Detail relevance table for wave-based simulations
Explanation
When running the wave-based solver for the most accurate sound simulation, the air in the room is cut into small 3D triangles into which the sound waves are propagated.
The speed of the wave propagation algorithm is directly linked to the smallest 3D triangle in the whole model, which means that 1 unnecessary piece of detail or 1 small air gap between objects can have drastic consequences on the runtime of wave-based simulations. If the smallest length is 5 times smaller than the 2nd-to-smallest length, then running the simulation will take 5 times longer.
Both edges of objects (especially in almost-flat objects) and gaps between objects can affect the runtime, so the smallest gap between two objects and/or the smallest edge are what we refer to as the level of detail.
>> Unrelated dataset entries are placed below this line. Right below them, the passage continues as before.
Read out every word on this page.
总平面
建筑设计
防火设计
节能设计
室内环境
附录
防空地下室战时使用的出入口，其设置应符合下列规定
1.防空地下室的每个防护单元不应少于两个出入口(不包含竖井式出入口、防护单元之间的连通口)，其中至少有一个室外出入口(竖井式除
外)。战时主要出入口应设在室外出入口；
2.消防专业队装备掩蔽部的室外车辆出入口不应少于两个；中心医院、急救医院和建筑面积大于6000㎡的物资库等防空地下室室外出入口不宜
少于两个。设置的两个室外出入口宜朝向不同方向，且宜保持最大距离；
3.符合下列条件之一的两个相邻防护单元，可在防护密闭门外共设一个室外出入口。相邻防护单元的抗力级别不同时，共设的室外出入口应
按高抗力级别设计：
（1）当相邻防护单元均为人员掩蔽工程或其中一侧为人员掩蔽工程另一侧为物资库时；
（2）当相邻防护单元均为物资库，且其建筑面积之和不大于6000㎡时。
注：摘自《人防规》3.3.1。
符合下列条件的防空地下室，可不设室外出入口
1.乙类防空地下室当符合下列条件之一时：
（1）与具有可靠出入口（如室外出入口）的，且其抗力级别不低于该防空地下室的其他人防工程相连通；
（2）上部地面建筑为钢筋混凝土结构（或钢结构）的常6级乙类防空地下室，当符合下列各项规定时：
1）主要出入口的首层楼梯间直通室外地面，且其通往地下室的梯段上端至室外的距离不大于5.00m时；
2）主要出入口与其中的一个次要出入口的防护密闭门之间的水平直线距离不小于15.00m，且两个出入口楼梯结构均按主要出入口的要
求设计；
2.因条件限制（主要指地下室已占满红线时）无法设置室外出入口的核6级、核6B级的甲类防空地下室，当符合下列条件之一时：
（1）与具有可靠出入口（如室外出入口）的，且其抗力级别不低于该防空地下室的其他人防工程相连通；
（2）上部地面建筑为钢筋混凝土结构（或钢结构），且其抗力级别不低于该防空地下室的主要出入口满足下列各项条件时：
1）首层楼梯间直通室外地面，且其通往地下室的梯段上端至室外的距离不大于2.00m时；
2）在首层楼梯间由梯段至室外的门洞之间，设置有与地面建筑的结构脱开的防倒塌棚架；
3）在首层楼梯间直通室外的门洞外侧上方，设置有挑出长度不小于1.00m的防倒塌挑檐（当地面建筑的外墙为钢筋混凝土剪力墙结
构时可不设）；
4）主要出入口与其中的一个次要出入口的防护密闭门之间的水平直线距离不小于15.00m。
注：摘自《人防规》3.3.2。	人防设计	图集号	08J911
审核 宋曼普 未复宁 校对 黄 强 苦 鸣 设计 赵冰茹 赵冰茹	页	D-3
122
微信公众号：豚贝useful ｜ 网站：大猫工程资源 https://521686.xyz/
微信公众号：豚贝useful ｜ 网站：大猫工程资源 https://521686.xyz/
You can see more how it impacts the computation time on our Estimation compute page.
Table
Herebelow is a table containing an optimal level of detail according to the desired transition frequency, so that you can ensure that too detailed objects/gaps are not included in the model (especially when running a simulation with a higher transition frequency):
Transition frequency | Optimal level of details |
---|---|
177Hz* | 0.4m |
355Hz* | 0.2m |
710Hz | 0.1m |
1420Hz | 0.05m |
2840Hz | 0.025m |
*These transition frequencies most often do not contain a lot of 3D triangles due to their size and their runtime is likely to be low to start with. Multiplying the simulation runtime by 5 could simply end up being 5 minutes instead of 1 minute, but it becomes more and more problematic as the size of the space - and the simulation runtime - increases.
How to spot it?
When checking your model in either the web app or the Treble's SketchUp plugin, you will receive relevant feedback regarding the presence of such issues, as detailed here.